Но стирала она не все подряд, а то, что меньше всего ее устраивало, стирала так, что после тряпки оставались странные разводы. Потом она сидела и вглядывалась в них.

– Смотри, – оживилась она, – вот женщина... Видишь ее фигуру? – и кистью показала женщину. – А вот еще одна. Только взгляд от нее. Смотри – вот ее глаза. А сзади чудовище... это монстр... он ее преследует... он хочет объясниться в любви. Видишь – рука его прижата к сердцу... А вот корабль. Нет, два корабля. А это... смотри, какой тут замечательный старик! Они все спешат куда-то, а ему все равно. Он отвернулся. Он знает, что все это суета. Он отвернулся от них и смотрит на нас.

– Это похоже на Ватто, на «Путешествие на остров Цитеры», – сказал я.

– Может быть. Но только чуть-чуть. У меня совсем другое.
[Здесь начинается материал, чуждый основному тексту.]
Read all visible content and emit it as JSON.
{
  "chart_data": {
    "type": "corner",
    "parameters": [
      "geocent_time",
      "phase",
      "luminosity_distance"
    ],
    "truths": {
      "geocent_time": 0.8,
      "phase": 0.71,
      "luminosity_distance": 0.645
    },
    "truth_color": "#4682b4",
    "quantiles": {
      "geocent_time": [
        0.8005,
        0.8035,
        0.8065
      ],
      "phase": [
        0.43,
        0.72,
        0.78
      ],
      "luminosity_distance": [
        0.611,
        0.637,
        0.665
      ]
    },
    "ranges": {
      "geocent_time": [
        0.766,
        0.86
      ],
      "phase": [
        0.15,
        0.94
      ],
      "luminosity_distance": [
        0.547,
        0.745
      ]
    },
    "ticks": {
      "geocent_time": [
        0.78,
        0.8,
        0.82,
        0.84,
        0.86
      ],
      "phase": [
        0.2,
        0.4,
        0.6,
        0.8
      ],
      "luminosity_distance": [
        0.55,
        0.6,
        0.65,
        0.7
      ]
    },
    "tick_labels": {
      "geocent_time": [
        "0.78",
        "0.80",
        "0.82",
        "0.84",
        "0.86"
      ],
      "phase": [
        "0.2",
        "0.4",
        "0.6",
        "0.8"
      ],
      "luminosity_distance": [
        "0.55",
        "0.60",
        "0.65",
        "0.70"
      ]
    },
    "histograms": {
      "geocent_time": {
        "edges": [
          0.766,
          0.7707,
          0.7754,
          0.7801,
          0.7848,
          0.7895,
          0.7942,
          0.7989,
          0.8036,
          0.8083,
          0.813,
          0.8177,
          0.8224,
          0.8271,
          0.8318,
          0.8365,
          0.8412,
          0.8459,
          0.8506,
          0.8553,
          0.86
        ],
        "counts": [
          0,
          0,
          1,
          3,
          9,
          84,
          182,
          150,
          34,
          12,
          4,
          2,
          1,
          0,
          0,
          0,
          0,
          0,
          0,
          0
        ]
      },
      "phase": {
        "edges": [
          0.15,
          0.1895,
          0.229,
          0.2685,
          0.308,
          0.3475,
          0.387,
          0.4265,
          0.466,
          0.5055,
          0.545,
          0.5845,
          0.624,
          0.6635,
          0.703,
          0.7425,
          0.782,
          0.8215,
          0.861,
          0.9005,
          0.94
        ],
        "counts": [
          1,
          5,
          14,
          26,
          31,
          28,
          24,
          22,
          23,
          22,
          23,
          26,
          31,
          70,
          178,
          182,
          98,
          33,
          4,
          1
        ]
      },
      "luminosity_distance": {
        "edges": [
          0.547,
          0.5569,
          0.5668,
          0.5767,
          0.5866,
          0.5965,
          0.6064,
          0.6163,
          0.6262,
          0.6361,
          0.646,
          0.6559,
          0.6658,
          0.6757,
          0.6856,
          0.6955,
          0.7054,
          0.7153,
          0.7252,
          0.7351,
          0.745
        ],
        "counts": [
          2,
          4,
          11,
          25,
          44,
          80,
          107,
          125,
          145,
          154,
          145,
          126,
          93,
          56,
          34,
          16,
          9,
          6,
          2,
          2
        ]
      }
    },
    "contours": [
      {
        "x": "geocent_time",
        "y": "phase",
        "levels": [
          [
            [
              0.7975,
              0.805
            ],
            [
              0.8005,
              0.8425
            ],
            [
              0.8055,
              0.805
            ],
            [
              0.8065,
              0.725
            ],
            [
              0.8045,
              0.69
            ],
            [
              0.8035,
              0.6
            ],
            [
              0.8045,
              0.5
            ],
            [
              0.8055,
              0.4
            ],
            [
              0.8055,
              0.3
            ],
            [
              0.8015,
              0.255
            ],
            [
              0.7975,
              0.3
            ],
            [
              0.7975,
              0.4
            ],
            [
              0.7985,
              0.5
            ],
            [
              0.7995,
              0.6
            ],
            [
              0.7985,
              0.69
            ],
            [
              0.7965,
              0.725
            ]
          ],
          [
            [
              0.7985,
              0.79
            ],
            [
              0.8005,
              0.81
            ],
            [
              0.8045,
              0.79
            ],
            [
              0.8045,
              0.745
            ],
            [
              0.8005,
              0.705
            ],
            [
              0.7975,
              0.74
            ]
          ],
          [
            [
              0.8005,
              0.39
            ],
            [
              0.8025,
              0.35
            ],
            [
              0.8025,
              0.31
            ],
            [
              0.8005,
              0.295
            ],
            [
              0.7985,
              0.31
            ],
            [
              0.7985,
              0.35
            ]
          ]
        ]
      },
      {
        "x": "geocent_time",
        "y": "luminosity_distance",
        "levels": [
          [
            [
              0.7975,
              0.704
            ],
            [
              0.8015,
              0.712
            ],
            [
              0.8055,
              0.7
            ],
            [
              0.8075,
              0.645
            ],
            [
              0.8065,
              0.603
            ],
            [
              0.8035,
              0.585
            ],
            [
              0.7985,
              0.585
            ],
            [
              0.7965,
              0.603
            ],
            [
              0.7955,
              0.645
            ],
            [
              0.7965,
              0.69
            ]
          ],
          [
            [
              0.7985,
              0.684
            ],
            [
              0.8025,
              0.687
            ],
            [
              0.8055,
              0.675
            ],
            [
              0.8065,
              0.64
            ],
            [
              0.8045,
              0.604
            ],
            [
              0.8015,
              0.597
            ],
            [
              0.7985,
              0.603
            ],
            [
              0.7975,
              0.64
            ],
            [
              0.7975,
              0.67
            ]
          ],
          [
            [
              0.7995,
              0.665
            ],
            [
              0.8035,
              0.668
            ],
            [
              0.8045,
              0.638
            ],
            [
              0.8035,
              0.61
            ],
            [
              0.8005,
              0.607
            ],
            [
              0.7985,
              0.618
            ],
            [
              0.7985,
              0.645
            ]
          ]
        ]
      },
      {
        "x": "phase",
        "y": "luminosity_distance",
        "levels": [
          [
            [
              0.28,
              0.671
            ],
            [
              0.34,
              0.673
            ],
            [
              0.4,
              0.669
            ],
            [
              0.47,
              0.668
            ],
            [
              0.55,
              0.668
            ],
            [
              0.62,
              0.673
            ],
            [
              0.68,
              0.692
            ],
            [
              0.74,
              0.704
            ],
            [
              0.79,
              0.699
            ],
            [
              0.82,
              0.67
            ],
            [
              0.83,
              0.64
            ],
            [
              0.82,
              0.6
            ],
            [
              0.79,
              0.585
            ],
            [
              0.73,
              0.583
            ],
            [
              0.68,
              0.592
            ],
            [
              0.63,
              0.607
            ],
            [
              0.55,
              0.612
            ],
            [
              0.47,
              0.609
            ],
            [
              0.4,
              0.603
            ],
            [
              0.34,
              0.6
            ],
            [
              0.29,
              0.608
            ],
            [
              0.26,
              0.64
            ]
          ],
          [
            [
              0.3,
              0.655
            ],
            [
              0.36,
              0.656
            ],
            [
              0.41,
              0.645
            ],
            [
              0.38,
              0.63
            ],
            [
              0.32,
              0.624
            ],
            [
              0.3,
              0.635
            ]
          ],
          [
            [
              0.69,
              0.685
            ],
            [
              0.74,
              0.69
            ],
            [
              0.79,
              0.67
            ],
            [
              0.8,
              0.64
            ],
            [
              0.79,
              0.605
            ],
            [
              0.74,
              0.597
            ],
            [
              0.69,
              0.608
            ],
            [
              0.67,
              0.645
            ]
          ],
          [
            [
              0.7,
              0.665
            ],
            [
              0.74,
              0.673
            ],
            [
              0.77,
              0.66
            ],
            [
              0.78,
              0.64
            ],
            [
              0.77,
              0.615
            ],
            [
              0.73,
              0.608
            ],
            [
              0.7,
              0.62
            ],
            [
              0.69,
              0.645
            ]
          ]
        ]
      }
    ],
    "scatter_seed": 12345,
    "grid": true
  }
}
А вон там на краю мола стоит он – это, наверно, Христос. Как мера всего. Ему жалко их всех, в том числе и старика...

Так я тогда и не понял, что это было. Импровизация, возникшая из ничего, из нескольких ходов тряпки, что переплели первоначальных участников узами новой интриги?

– А это что? – спрашивал я, показывая на гигантский цветок, огромный бутон, похожий на головку чеснока с плотно упакованными дольками-лепестками, из которых самые нижние превращались в черепа.

– Я все время вижу его во сне, этот цветок, он вырастает из волны и раскрывается, раскрывается... сотнями лепестков, по стеблю из воды он втягивает в себя жизнь и рассыпается на тысячи других жизней, а внизу они умирают... Ведь, знаешь, в каждом расцветшем бутоне есть сторона жизни и сторона смерти.

Но все это пока были лишь поиски в потемках, наугад. Ей был всего двадцать один год, и она не спешила, она была уверена, что все придет в свой час.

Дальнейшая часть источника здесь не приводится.